Yeah … how could he have forgotten their code? Having killed him, Bart would be the richest man in Gull Hollow. Not that he wasn’t already.
Bart was the one Jess had given all his money to.
Jess coughed up blood as his vision dimmed. He was so cold now. Colder than he’d been even as a kid working in an early-spring field without shoes or a coat. His father had always told him he’d end up like this.
You’re trash, boy. All you’ll ever be, and you won’t live long enough to be nothing else. Mark my words. You’ll come to a bad end one day.
And here he lay dying at age twenty-six. So evil, God wouldn’t even let him reach the doors of Matilda’s church.
But in the end, he was Sundown, and Sundown Brady didn’t go quietly to his grave.
No damn man would kill him and live
. “I’ll be back for you, Bart. Even if I have to sell my soul for it. So help me, God. I
will
kill you for this.”
Bart laughed. “Give the devil my best regards.”
“William!” Matilda’s agonized scream hurt him more than the bullet wounds did.
He turned for one last look at her, but before he could take it, Bart coldly finished the job and denied him even the solace of seeing her face before he died.
* * *
Jess came awake
with a curse. At least, he thought it was awake. Hard to tell, though, to be honest. It was darker here than the corner of his father’s heart that had been reserved for any tender feelings the old bastard might have had for him. The silence was so loud, it rang in his ears.
He didn’t even hear his own heartbeat.
’Cause I’m dead.
He remembered the pain of being shot, of trying to see Matilda in her wedding dress.
…
So this is hell.
But to be honest, he’d expected flames and excruciating agony. Demons flying at him with pitchforks and smells akin to the stuff he’d mucked out of stables as a kid.
Instead, there was nothing inside the blackness.
“That’s because you’re on Olympus. At least your soul is.”
He turned as a lonely light came up to show him the most beautiful woman he’d ever seen. Tall, lithe, and curvy, she had hair so red, it shimmered in the dim light. With glowing green eyes, she looked ethereal. More like an angel than like a demon, especially given the flowing white dress she wore that hugged her body. Something about its style reminded him of the white statues he’d seen in some of the fancier hotels he’d boarded in after they’d made a good haul over the years. “What’s Olympus?”
She made a sound that reminded him of a filly about to buck off her rider for irritating her. “I grieve for the poor education of so-called modern man. How can you not know the name of the mountain where the Greek gods dwell?”

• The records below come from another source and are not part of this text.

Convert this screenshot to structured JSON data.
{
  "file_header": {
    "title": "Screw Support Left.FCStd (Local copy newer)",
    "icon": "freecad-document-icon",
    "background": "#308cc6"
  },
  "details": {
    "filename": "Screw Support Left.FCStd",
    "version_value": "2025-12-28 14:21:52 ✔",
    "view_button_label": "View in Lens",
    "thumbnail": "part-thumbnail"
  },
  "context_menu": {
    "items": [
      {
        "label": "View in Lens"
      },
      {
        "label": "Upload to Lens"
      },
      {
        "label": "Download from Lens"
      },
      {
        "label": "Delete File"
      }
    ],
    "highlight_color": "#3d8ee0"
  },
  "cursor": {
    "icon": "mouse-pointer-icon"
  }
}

He rubbed his jaw and forced down his own irritation at her insult. Until he knew who she was, it probably wasn’t wise to make her too mad. “Well, ma’am, no offense, but it probably has a lot to do with the fact I’m not Greek. I was born in Possum Town, Mississippi, and ain’t been no further east than that.”
She growled low in her throat, then spoke angrily in a language he couldn’t understand, which was probably for the best. No need in both of them being angry.

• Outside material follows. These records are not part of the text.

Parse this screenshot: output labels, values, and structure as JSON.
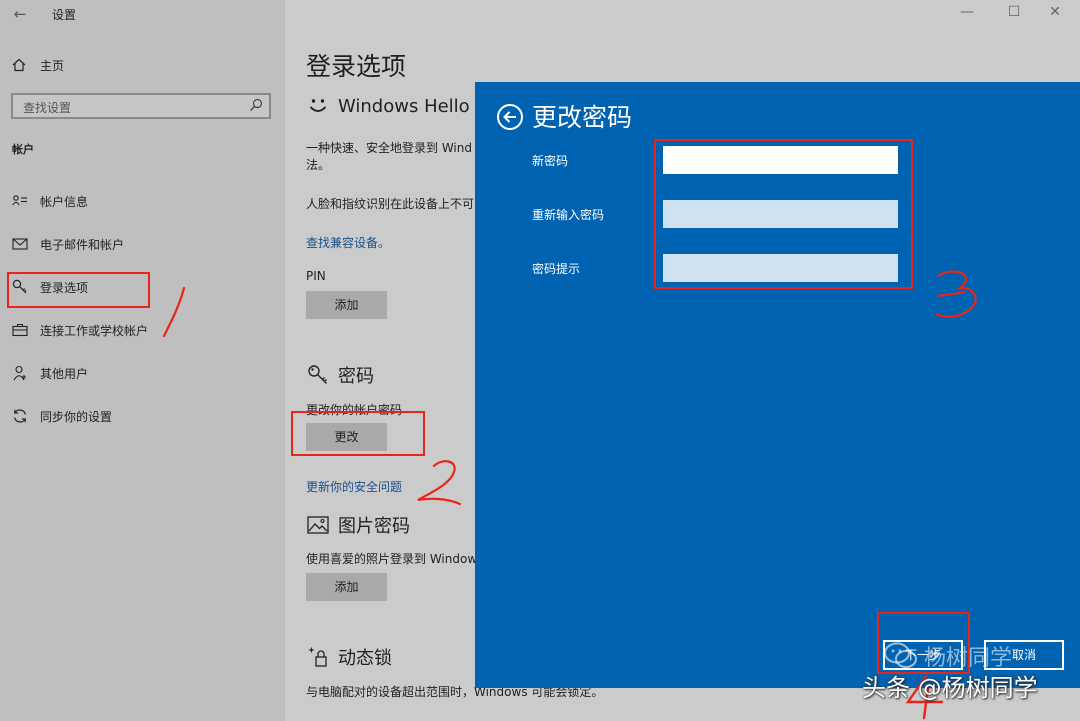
{
  "window": {
    "title": "设置",
    "controls": [
      "—",
      "☐",
      "✕"
    ]
  },
  "sidebar": {
    "home": "主页",
    "search_placeholder": "查找设置",
    "section": "帐户",
    "items": [
      {
        "label": "帐户信息",
        "icon": "account-info-icon"
      },
      {
        "label": "电子邮件和帐户",
        "icon": "mail-icon"
      },
      {
        "label": "登录选项",
        "icon": "key-icon"
      },
      {
        "label": "连接工作或学校帐户",
        "icon": "briefcase-icon"
      },
      {
        "label": "其他用户",
        "icon": "person-icon"
      },
      {
        "label": "同步你的设置",
        "icon": "sync-icon"
      }
    ]
  },
  "main": {
    "title": "登录选项",
    "hello": {
      "heading": "Windows Hello",
      "desc_line1": "一种快速、安全地登录到 Wind",
      "desc_line2": "法。",
      "note": "人脸和指纹识别在此设备上不可",
      "link": "查找兼容设备。"
    },
    "pin": {
      "label": "PIN",
      "button": "添加"
    },
    "password": {
      "heading": "密码",
      "desc": "更改你的帐户密码",
      "button": "更改",
      "link": "更新你的安全问题"
    },
    "picture_password": {
      "heading": "图片密码",
      "desc": "使用喜爱的照片登录到 Window",
      "button": "添加"
    },
    "dynamic_lock": {
      "heading": "动态锁",
      "desc": "与电脑配对的设备超出范围时，Windows 可能会锁定。"
    }
  },
  "dialog": {
    "title": "更改密码",
    "fields": [
      {
        "label": "新密码",
        "value": ""
      },
      {
        "label": "重新输入密码",
        "value": ""
      },
      {
        "label": "密码提示",
        "value": ""
      }
    ],
    "next_button": "下一步",
    "cancel_button": "取消"
  },
  "annotations": {
    "step1": "1",
    "step2": "2",
    "step3": "3",
    "step4": "4",
    "color": "#e8251b"
  },
  "watermark": {
    "ghost": "杨树同学",
    "main": "头条 @杨树同学"
  },
  "colors": {
    "dialog_bg": "#0063b1",
    "link": "#1b4f8c",
    "annotation": "#e8251b"
  }
}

Clenching her fists, she settled down and pinned him with a killing glare. “I will try to speak so that you can understand me. I am the Greek goddess Artemis.”
“I don’t believe in gods and goddesses.”
“Well, you should, because this one has a deal for you that I think will interest you.”
Now, that made his ears perk up. “Deal how?”
She closed the distance between them so that she could whisper in his ear. “I heard what you said when you were dying at the feet of your best friend. Your soul screamed out for vengeance so loudly that it summoned me here to intercept you from your final destination.”
He locked gazes with her. “You can send me back to kill Bart?”
“Yes, I can.”
Rapid joy tore through him at the mere prospect. For that, she could insult him all day. “At what price?”
“You named it when you were dying.”
“My soul.”
She inclined her head to him before she patted him on the cheek. “That’s the going rate for vengeance around here. But don’t fret. There are other perks to being soulless. If you agree, I’ll give you twenty-four hours to do whatever you wish to the one who betrayed you. No consequences for you whatsoever.”